ザナの言葉は、創造主が放つ命令と同じ効果があった。
それは“抗うことが出来ない”という結果が先に決まっている、因果の逆転だ。
つまりザナは、アニヘイムの創造主である大賢者『マナ=ウェル』と同等の権限をもっていることになる。
戸惑っているのは、アニヘイムだけではない。
一行もまた、その渦中にあった。
まず、ベソートが何者かに殺されていたこと。
そしてルナールが、ラダーと呼ばれる“管理者代行”であったこと。
最後にザナが大賢者『マナ=ウェル』や、黒の巨狼の名を口にしたことだ。
どうやら自分たちは、またしても彼女と運命の旅路を共にしなければならないらしい。
「災いっていうのは何だろう? ザナが倒せって言ってたけど……」
カーリャの問いに対し、アニヘイムが分からないと答える。
「おそらくは、玄武の翁を殺した魔族。
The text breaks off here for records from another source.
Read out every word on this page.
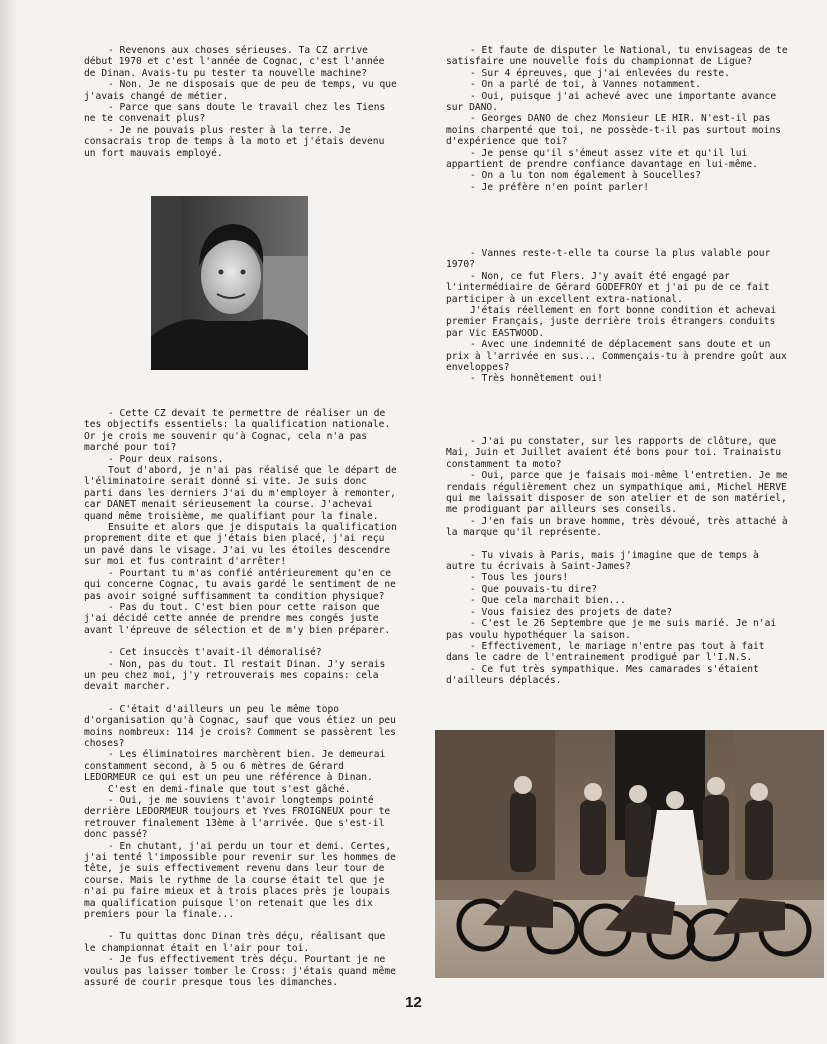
- Revenons aux choses sérieuses. Ta CZ arrive début 1970 et c'est l'année de Cognac, c'est l'année de Dinan. Avais-tu pu tester ta nouvelle machine?

- Non. Je ne disposais que de peu de temps, vu que j'avais changé de métier.

- Parce que sans doute le travail chez les Tiens ne te convenait plus?

- Je ne pouvais plus rester à la terre. Je consacrais trop de temps à la moto et j'étais devenu un fort mauvais employé.

- Cette CZ devait te permettre de réaliser un de tes objectifs essentiels: la qualification nationale. Or je crois me souvenir qu'à Cognac, cela n'a pas marché pour toi?

- Pour deux raisons.

Tout d'abord, je n'ai pas réalisé que le départ de l'éliminatoire serait donné si vite. Je suis donc parti dans les derniers J'ai du m'employer à remonter, car DANET menait sérieusement la course. J'achevai quand même troisième, me qualifiant pour la finale.

Ensuite et alors que je disputais la qualification proprement dite et que j'étais bien placé, j'ai reçu un pavé dans le visage. J'ai vu les étoiles descendre sur moi et fus contraint d'arrêter!

- Pourtant tu m'as confié antérieurement qu'en ce qui concerne Cognac, tu avais gardé le sentiment de ne pas avoir soigné suffisamment ta condition physique?

- Pas du tout. C'est bien pour cette raison que j'ai décidé cette année de prendre mes congés juste avant l'épreuve de sélection et de m'y bien préparer.

- Cet insuccès t'avait-il démoralisé?

- Non, pas du tout. Il restait Dinan. J'y serais un peu chez moi, j'y retrouverais mes copains: cela devait marcher.

- C'était d'ailleurs un peu le même topo d'organisation qu'à Cognac, sauf que vous étiez un peu moins nombreux: 114 je crois? Comment se passèrent les choses?

- Les éliminatoires marchèrent bien. Je demeurai constamment second, à 5 ou 6 mètres de Gérard LEDORMEUR ce qui est un peu une référence à Dinan.

C'est en demi-finale que tout s'est gâché.

- Oui, je me souviens t'avoir longtemps pointé derrière LEDORMEUR toujours et Yves FROIGNEUX pour te retrouver finalement 13ème à l'arrivée. Que s'est-il donc passé?

- En chutant, j'ai perdu un tour et demi. Certes, j'ai tenté l'impossible pour revenir sur les hommes de tête, je suis effectivement revenu dans leur tour de course. Mais le rythme de la course était tel que je n'ai pu faire mieux et à trois places près je loupais ma qualification puisque l'on retenait que les dix premiers pour la finale...

- Tu quittas donc Dinan très déçu, réalisant que le championnat était en l'air pour toi.

- Je fus effectivement très déçu. Pourtant je ne voulus pas laisser tomber le Cross: j'étais quand même assuré de courir presque tous les dimanches.

- Et faute de disputer le National, tu envisageas de te satisfaire une nouvelle fois du championnat de Ligue?

- Sur 4 épreuves, que j'ai enlevées du reste.

- On a parlé de toi, à Vannes notamment.

- Oui, puisque j'ai achevé avec une importante avance sur DANO.

- Georges DANO de chez Monsieur LE HIR. N'est-il pas moins charpenté que toi, ne possède-t-il pas surtout moins d'expérience que toi?

- Je pense qu'il s'émeut assez vite et qu'il lui appartient de prendre confiance davantage en lui-même.

- On a lu ton nom également à Soucelles?

- Je préfère n'en point parler!

- Vannes reste-t-elle ta course la plus valable pour 1970?

- Non, ce fut Flers. J'y avait été engagé par l'intermédiaire de Gérard GODEFROY et j'ai pu de ce fait participer à un excellent extra-national.

J'étais réellement en fort bonne condition et achevai premier Français, juste derrière trois étrangers conduits par Vic EASTWOOD.

- Avec une indemnité de déplacement sans doute et un prix à l'arrivée en sus... Commençais-tu à prendre goût aux enveloppes?

- Très honnêtement oui!

- J'ai pu constater, sur les rapports de clôture, que Mai, Juin et Juillet avaient été bons pour toi. Trainaistu constamment ta moto?

- Oui, parce que je faisais moi-même l'entretien. Je me rendais régulièrement chez un sympathique ami, Michel HERVE qui me laissait disposer de son atelier et de son matériel, me prodiguant par ailleurs ses conseils.

- J'en fais un brave homme, très dévoué, très attaché à la marque qu'il représente.

- Tu vivais à Paris, mais j'imagine que de temps à autre tu écrivais à Saint-James?

- Tous les jours!

- Que pouvais-tu dire?

- Que cela marchait bien...

- Vous faisiez des projets de date?

- C'est le 26 Septembre que je me suis marié. Je n'ai pas voulu hypothéquer la saison.

- Effectivement, le mariage n'entre pas tout à fait dans le cadre de l'entrainement prodigué par l'I.N.S.

- Ce fut très sympathique. Mes camarades s'étaient d'ailleurs déplacés.

12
でも、十六層目で逃げ出した魔族はどれも下位のはず……あんな下位の魔族が束になったところで、玄武の翁を倒せると思えないわ」
「十六層目って、黒ずくめの剣士がいたところだよね? あいつが、災いってことじゃないの?」
しかしルーの問いにも、アニヘイムは首を横に振って否定する。
「さっきカーリャさんも言ってたのだけれど、玄武の翁の傷は巨大な爪とかそういう類のものね」
そもそも黒ずくめの剣士に玄武の翁を両断するような力があるなら、あのときカーリャは刀ごと斬られていただろう、とアニヘイムが付け加える。
「あの……少し話が逸れますが、私もいいですか?」
今度はハーミアが、控えめに手を挙げる。
「そもそも黒ずくめの剣士は、十六層目で何をしていたのでしょう? あそこには下位の魔族がたくさん保存されていて、全てのシリンダーが壊されていたんですよね。黒ずくめの剣士が、シリンダーを破壊したとは考えられませんか?」
「そうなると何のためにって話になるんだろうが、そもそも俺たちを襲って来なかったことも含めて、あいつは謎だな。まだ下にいるのなら、探すのも手だが?」
サイが槍を掲げて提案するが、カーリャがそれを止める。
「今は無用な危険に関われるほどの余裕がないかな。それよりもレシーリアたちと合流して、どうするかを話し合ったほうがいいと思う」
そう言って、壁の穴から朱雀の塔を目を細めて見る。
自然と他の仲間達も、対面の塔へと視線を向けた。
もうすぐ、この塔の攻略も終わる。
アニヘイムのこと、いくつかのイレギュラーな事態、謎めいた黒ずくめの剣士、ベソートの死、ザナとルナールのこと、話さねばならないことが多い。
向こうの塔では何があったのか、それも知りたい。
その思いは、この場の誰もが同じだった。
「お待たせ〜。あとは塔の自己修復が終われば、勝手に起動するわ」
アニヘイムが軽く伸びをすると、ようやくいつもの笑顔を見せる。
「起動までは、だいたい一日くらいね。さぁ行きましょ〜」
「えっ、起動するまで待たないでいいの?」
カーリャが意外そうに聞くと、アニヘイムが小さく肩をすくめる。
「そうね。確かにやるべきことは、まだあるのだけど……それは後でもいいわ。今は一刻も早く都市を起動して、災いを倒して、あなた達を外に送ることよね」
「でも……」
カーリャが、ちらりとベソートの亡骸に視線を落とす。
このままでいいのか、という目だ。
「大丈夫よ。修復機能が起動すれば、ある程度はゴーレムが綺麗にしてくれる。玄武についてはこちらの話だし、あなた達を送った後でいいの。それよりも、朱雀の塔に行ったお仲間と会いたいんでしょ〜?」
「それは……うん」
「あっちはだ〜いぶ前に塔を起動してるから、とっくに塔を出てるはずよ。さぁ、早く行きましょ〜」
そして、もう一度優しく微笑む。
そこまで言われると、カーリャも飲み込むしかない。
「うん、わかった。そうさせてもらえると助かる……じゃあみんな、急いでこの塔を出よう!」
カーリャの言葉に、一行は力強く頷いて応えた。